In April, the newly formed Western Australian company HyTerra announced plans to acquire 100% of Neutralysis Industries. Neutralysis, also Australian, holds a stake in an established Nebraska project alongside Natural Hydrogen Energy, a company with one of the field’s top researchers, Viacheslav Zgonnik, at its helm. The move would effectively be HyTerra’s “in,” giving it access to expertise, room to demonstrate, and a wellspring of naturally occurring hydrogen.

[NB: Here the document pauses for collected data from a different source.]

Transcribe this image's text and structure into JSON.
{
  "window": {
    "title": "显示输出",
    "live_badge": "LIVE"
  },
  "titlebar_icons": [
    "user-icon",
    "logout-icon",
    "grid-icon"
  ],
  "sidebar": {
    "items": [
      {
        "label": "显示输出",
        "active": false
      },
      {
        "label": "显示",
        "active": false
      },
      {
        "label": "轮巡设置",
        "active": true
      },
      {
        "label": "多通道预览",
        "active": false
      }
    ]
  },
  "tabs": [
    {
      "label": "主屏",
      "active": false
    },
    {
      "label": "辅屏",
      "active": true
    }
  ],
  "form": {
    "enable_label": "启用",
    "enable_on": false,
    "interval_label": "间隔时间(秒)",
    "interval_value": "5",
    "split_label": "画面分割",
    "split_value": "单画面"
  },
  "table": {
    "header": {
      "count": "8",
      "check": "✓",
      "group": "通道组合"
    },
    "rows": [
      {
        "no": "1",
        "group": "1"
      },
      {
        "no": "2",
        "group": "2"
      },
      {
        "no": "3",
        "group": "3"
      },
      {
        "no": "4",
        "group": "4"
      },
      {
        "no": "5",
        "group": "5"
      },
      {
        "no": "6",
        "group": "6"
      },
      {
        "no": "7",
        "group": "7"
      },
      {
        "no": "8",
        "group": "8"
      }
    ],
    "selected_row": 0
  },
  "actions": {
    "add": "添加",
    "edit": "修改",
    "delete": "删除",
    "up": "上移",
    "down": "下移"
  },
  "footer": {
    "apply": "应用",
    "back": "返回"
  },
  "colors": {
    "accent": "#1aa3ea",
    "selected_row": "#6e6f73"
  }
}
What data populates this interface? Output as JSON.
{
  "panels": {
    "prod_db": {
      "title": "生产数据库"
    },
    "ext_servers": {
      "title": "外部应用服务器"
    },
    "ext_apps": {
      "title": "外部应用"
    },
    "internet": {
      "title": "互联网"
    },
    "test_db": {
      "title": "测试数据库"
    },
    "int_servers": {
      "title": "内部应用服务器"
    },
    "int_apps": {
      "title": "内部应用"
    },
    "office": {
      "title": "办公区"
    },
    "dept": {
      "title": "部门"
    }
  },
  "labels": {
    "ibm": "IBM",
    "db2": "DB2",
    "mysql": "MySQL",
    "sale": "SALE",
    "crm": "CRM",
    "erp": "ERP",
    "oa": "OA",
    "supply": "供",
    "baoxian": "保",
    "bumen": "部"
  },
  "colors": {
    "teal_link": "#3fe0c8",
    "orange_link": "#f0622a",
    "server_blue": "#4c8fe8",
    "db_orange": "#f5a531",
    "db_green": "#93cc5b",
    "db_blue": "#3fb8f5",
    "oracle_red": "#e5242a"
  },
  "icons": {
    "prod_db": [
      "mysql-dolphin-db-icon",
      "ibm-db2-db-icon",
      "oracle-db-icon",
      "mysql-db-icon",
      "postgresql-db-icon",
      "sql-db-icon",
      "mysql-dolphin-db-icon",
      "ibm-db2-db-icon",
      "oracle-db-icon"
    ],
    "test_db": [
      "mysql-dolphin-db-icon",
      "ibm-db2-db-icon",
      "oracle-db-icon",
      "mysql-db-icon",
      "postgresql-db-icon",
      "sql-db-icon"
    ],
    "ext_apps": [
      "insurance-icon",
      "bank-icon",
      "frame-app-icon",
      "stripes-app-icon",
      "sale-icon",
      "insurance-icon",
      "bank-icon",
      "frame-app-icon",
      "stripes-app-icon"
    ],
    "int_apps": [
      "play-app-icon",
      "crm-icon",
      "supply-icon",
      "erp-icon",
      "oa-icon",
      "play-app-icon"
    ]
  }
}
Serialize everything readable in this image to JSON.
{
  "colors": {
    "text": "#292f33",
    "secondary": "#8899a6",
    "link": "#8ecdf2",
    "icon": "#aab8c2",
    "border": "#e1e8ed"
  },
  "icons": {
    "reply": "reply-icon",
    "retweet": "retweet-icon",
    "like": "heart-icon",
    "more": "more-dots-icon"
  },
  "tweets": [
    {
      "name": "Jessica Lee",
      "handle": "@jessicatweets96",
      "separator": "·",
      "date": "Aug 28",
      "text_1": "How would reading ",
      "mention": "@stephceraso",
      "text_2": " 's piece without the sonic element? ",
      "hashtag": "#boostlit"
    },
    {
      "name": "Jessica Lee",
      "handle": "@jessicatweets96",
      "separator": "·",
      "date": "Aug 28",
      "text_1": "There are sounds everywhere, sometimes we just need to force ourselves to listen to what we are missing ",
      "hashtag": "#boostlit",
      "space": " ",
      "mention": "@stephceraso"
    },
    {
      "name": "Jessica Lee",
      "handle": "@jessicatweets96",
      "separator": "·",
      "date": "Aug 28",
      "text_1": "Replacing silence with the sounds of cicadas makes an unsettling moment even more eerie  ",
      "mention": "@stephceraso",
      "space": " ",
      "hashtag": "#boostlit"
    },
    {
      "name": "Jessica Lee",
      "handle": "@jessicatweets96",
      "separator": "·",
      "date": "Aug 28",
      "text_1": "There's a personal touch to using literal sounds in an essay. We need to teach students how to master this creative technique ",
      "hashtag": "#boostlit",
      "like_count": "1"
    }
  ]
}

While the world has known for many decades about hydrogen accumulating under the earth’s surface, the phenomenon has largely been ignored. The main reason for that, HyTerra Business Development Manager Luke Velterop told pv magazine Australia, is simply because there’s previously been no market for it. Hydrogen is finicky to handle and in the past oil and gas have been considered just fine.

Now the urgent need to decarbonize has changed that, opening up new avenues of interest. In February, pv magazine reported that in the past year, exploration licenses amounting to one-third of South Australia’s total landmass have been either granted or applied for by companies in search of natural hydrogen.

As HyTerra Executive Director and Chief Technical Officer Avon McIntyre explains, it isn’t that South Australia is particularly bountiful in natural hydrogen accumulations, but simply that the state leads the country in terms of exploration regulations for the nascent industry. Accumulations, he says, may well be found all across Australia. And HyTerra and a handful of other companies are vying to secure them first.

Two mechanisms

While there remains some debate natural hydrogen, which has until now rarely been a focal point, there is consensus around the two main ways underground accumulations of the molecule develop.

The first, called “serpentinization,” is an underground reaction between iron and water. As McIntyre, who spent 13 years at Shell as an exploration geologist explains, the reaction occurs when water comes into contact with iron rich rocks below the atmospheric incursion level.

“Then those iron-rich rocks, they effectively want to rust, they want to turn into iron oxides … so they will strip the oxygen atom off the H2O and that releases the hydrogen,” McIntyre told pv magazine Australia. “This is a well understood process and people have known about it for many, many years. It’s just that nobody’s really considered if this could be an economically viable process.”